Antes, quando vim a essa cidade, a qual considero minha embora não tenha nascido aqui, ávido por trabalhar, depois de longos anos me especializando, um ano inteiro passado na Espanha, pensava, por ser o primeiro especialista em Urologia, aqui ficar solitário operando incansavelmente nos três hospitais.
Foram mais de vinte anos sem saber qual a cor e o sabor de uma noite de sono.
Aquele telefone negro tilintava nos meus ouvidos. Era uma enfermeira com sua voz baixinha. Que me dizia encabulada: “ doutor, seu paciente operado ontem de próstata do aparamento 304 teve sua sonda entupida. Não foi por descuido nosso. Ele, inquieto se levantou da cama sem dizer a ninguém. E foi ao banheiro antes da meia noite. E ao voltar sozinho seu acompanhante dormia. Daí o acontecido. Venha logo antes que ele saia correndo do hospital”.

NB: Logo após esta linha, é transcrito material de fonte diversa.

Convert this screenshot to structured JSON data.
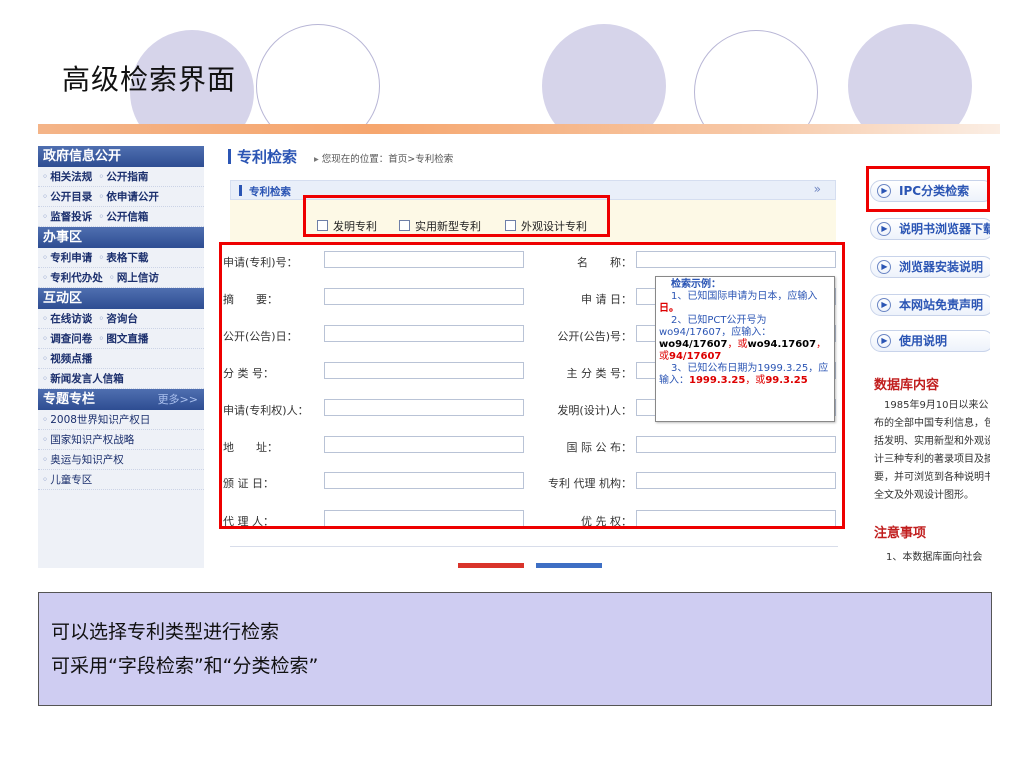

E lá ia eu. Por vezes tinha de reoperá-lo. Abrir novamente sua bexiga repleta de coágulos. Felizmente tudo não passou de um entrevero. Incidentes que acontecem quase sempre. Pois complicações cirúrgicas só não as tem quem não se mete a cirurgião.
Assim foram tempos sofridos mas recheados de prazer por ter devolvido a saúde àqueles que dela se viram privados.
No entanto, passados esses vinte anos, apareceu mais um colega de farda para repartir todo o trabalho que me fazia não somente perder o sono como também construir parte do meu patrimônio.
Ele ficava num hospital e eu no noutro.
Acostumei-me a operar com um enfermeiro por mim treinado. Colegas poucas vezes entraram comigo em operações.
Assim permaneci só por mais tantos anos.
Eram tempos quando ainda pensava ser o dono do bisturi.
Agora, felizmente mais jovens especialistas chegaram a nossa cidade. Eles, com suas juventudes injetaram sangue novo em minhas artérias ainda não entupidas.
Tenho por eles não apenas respeito como profunda admiração.
Agora, ainda longe de me aposentar por completo, revigorado pela presença de gente nova.
Dou-me o prazer de fazer apenas o que me apraz.
Não mais faço plantões. No meu consultório chego bem cedo. Escrevo antes das oito. Atendo a parir de então.
Se me pedirem ajuda não nego. Ofereço meus préstimos aquele que precisar.
Em absoluto o brilho de outrem não ofusca o meu.
Quando algum paciente me procura e diz: “ doutor. Já passei pelo seu colega e ele me afirmou que minha doença deve ser operada antes que o mal cresça. Eu, depois de examiná-lo criteriosamente, digo que ele deve esperar mais um pouquinho que a pedra pode sair espontaneamente. Sem desacreditar o colega obviamente”.
Aprendi a conjugar esforços em prol do mesmo paciente. Que mal que faz ouvir outra opinião? Duas cabeças pensam melhor que uma só.
Antes pensava ser melhor ficar só. Que meu brilho fosse capaz de iluminar a cidade inteira e os arrabaldes.
Agora, depois de quase cinquenta anos de graduado entendo que o brilho de terceiros ajudam a iluminar o meu caminho.